Today (Monday), Kurdish spokespersons bitterly complained about the Turkish attacks on YPG positions on Friday, as YPG fighters laid siege to ISIS-held positions close to another key border crossing, the town of Jarablus. In a statement, the YPG said Turkey had shelled a Kurd- and Syrian opposition-held town near the border with seven tank rounds, and an hour later attacked vehicles belonging to the Kurdish militia.
“Instead of targeting IS terrorists’ occupied positions, Turkish forces attack our defenders’ position. This is not the right attitude,” the statement said. “We urge Turkish leadership to halt this aggression and to follow international guidelines. We are telling the Turkish army to stop shooting at our fighters and their positions.”
The Turkish campaign against ISIS – in addition to Friday bombing of ISIS targets in Syria, the Turkish security forces have arrested more than 200 Turkish sympathizers of ISIS — has been accompanied by an intensified campaign against the PKK. Turkish police has also arrested hundreds of PKK members in the last few days, in retaliation for violence against local police by PKK militants.
On Sunday, Turkish fighter jets targeted positions of the PKK for a second night, raising concerns that the peace negotiations between Turkey and the PKK may crumble.
Turkey’s acting prime minister, Ahmet Davutoğlu, has said military operations against the PKK and ISIS would continue as long as the country faced a threat by either group. Speaking with Turkish newspaper editors on Saturday, Davutoğlu said the military operations had “changed the regional game” and “showed its strength.”

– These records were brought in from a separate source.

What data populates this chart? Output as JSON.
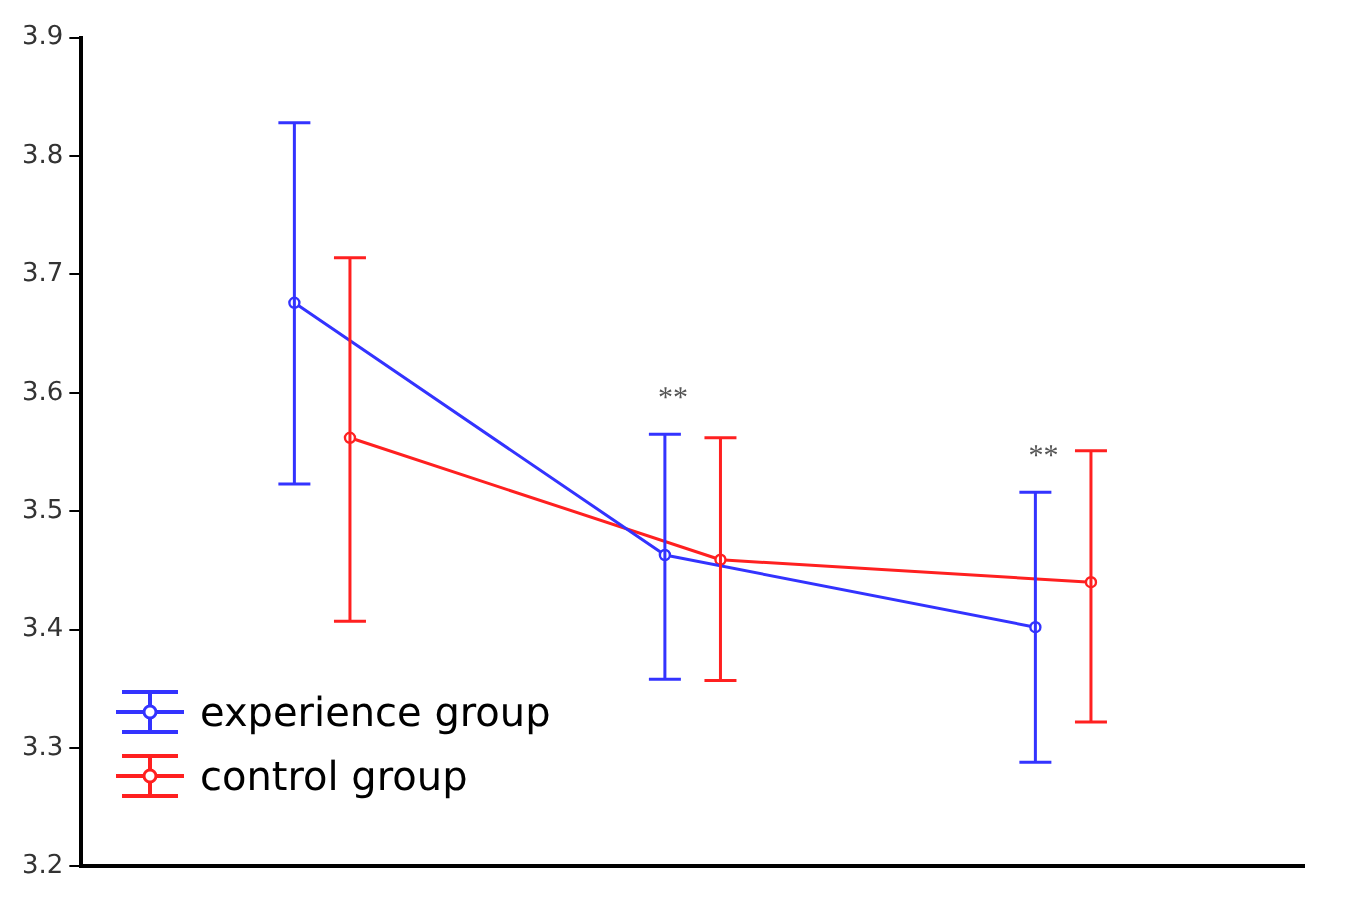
{
  "chart_data": {
    "type": "line",
    "categories": [
      null,
      null,
      null
    ],
    "series": [
      {
        "name": "experience group",
        "color": "#3333ff",
        "values": [
          3.676,
          3.463,
          3.402
        ],
        "errors": [
          [
            3.523,
            3.828
          ],
          [
            3.358,
            3.565
          ],
          [
            3.288,
            3.516
          ]
        ]
      },
      {
        "name": "control group",
        "color": "#ff2020",
        "values": [
          3.562,
          3.459,
          3.44
        ],
        "errors": [
          [
            3.407,
            3.714
          ],
          [
            3.357,
            3.562
          ],
          [
            3.322,
            3.551
          ]
        ]
      }
    ],
    "annotations": [
      "**",
      "**"
    ],
    "ylim": [
      3.2,
      3.9
    ],
    "yticks": [
      3.2,
      3.3,
      3.4,
      3.5,
      3.6,
      3.7,
      3.8,
      3.9
    ],
    "grid": false,
    "legend": "bottom left",
    "marker": "circle",
    "line_style": "solid",
    "tick_labels": "y"
  }
}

Turkish daily Hürriyet quoted Davutoğlu as underlining that Washington and Ankara had found enough common ground over their Syria policy to reach agreement on opening up Turkey’s airbases. Davutoğlu said Turkey did not plan to send ground forces into Syria, and that Ankara was willing to cooperate with “moderate elements fighting against DAESH [ISIS].”

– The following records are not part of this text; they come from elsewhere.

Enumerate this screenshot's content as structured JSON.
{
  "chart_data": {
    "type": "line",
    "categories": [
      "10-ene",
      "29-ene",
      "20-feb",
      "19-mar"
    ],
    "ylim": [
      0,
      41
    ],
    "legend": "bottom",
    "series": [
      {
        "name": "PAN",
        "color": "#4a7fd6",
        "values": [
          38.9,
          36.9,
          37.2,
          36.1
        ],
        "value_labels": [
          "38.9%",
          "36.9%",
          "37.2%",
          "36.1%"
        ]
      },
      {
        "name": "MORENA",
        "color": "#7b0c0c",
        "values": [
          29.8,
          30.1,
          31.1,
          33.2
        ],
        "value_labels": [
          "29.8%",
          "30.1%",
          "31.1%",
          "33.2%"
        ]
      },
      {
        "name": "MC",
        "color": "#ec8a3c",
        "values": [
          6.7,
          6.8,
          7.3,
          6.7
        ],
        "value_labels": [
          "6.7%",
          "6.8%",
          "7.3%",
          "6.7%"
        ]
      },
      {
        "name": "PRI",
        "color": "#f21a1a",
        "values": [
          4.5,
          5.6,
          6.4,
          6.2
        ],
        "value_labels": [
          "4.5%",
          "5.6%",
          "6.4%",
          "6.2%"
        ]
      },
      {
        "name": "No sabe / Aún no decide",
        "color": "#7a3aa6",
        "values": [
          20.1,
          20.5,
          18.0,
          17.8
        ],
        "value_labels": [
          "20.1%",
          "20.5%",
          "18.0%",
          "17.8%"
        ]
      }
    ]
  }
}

“If we are not going to send in land units on the ground, and we will not, then those forces acting as ground forces cooperating with us should be protected,” Hürriyet quoted him as saying.
He also said that the PYD, considered the Syrian affiliate of the PKK, could “have a place in the new Syria” if the party agreed to cooperate with opposition fighters, cut all links with Assad and if it “did not irritate Turkey.”
President Erdogan in 2012 launched the peace negotiations with the PKK in an effort to bring to an end the 30-year bloody war between the PKK and Turkey, in which more than 40,000 Turks were killed. Critics of the government say that the agreement with the United States over the safe haven and the use of the Turkish air base, and the Turkish attacks against ISIS, are meant to provide cover for the government’s plan to intensify its war against Kurdish separatists.